Sunday, October 14, 2007

Favorite birds I haven't seen

Favorite? I am not sure if that is the right word though. How can it be a favorite if I have never observed the bird? Either way I am going to stick with favorite because I can't come up with another word that describes my infatuation with a few species. Here are two.

photo courtesy of Pete Morris at the Surfbirds website

The first species is the Spectacled Eider (Somateria fisheri). Other than the obvious - the velvet green feathers on the head and the goggle eyed appearance - what I remember of my initial interest in this species was that it disappeared in the winter. Literally disappeared. No one knew where they went, but it was suspected that the wintering area was somewhere in the Bering Sea. Then in 1995, a satellite transmitters implanted in an eider on the breeding grounds that hadn't functioned for months, came to life and transmitted a coordinate and then fell silent again. A couple of weeks later two Fish and Wildlife Service biologists, Bill Larned and Greg Balogh, along with the pilot, checked out this location south of Saint Lawrence Island and found a brown smudge on the ice which turned out to be about 50,000 Spectacled Eiders crammed into a small lead in the ice. Here is the complete story from Greg Balogh. More information on the project that implanted the transmitters can be found here.

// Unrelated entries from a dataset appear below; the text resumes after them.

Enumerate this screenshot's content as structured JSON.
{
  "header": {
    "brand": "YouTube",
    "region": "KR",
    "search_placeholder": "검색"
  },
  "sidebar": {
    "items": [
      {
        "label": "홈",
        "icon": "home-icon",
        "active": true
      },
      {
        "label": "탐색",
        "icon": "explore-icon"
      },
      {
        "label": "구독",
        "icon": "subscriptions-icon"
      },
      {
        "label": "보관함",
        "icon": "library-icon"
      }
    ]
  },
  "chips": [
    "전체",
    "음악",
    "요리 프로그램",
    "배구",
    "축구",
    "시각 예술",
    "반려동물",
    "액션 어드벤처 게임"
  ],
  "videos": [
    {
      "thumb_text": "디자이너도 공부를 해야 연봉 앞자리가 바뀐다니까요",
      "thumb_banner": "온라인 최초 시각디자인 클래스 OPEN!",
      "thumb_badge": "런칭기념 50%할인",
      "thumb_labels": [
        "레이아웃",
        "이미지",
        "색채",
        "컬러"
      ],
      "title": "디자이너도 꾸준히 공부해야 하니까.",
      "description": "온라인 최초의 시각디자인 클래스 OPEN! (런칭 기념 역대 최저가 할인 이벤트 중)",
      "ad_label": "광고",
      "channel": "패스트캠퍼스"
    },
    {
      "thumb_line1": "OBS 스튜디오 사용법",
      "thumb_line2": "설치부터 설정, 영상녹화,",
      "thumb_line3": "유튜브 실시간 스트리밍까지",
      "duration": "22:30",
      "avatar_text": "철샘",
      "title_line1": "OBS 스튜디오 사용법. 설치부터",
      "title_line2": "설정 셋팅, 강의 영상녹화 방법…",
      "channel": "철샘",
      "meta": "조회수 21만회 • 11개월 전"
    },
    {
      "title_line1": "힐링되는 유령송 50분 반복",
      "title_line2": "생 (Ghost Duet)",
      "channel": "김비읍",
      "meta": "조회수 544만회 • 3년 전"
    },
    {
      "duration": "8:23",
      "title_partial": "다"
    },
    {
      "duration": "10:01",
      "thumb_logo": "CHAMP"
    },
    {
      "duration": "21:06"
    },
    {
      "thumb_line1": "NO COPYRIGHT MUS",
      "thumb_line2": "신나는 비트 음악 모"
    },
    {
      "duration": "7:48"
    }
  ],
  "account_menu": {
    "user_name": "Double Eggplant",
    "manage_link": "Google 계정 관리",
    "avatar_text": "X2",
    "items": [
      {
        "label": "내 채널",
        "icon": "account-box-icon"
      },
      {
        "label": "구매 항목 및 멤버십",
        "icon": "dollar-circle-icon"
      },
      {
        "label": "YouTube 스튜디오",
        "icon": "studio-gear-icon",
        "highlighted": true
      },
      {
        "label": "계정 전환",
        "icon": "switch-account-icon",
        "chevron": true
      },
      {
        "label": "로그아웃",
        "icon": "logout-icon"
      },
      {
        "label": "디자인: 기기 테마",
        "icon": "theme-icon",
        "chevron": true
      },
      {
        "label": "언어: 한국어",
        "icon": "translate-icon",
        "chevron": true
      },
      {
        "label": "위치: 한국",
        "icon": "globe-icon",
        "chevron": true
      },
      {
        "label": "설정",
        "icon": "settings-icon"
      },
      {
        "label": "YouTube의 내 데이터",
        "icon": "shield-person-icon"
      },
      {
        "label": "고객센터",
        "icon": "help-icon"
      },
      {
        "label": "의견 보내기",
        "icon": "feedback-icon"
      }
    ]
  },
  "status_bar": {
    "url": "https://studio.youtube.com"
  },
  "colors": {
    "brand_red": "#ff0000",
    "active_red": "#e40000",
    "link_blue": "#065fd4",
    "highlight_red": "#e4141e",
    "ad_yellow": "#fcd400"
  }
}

Photo courtesy of Bill Larned, USFWS. Bill told me there were 80,000 birds in this flock!

Photo courtesy of Pete Morris at the Surfbirds website

Spectacled Eiders were listed as a threatened species in 1993 after an apparent 96% decline in population from 1957 to 1992. Populations have since stabilized.
I once had a job to work on these birds on the winter grounds. I was ready to go but then got a new permanent job and was unable to make the trip. I still think about that missed adventure often.

Photo courtesy of Pete Morris at the surfbirds website at
The other species is the King Eider (Somateria spectabilis). I have been enamoured with this species since I was young. The pale blue head, sea-green cheeks, and large orange knob on the bill - what a look. I also like the shark fin feathers that project above the back.

I may have observed this species while working in the Canadian arctic a few years ago, but I was unable to get good enough looks at the only eiders I saw that fall to ID them to species.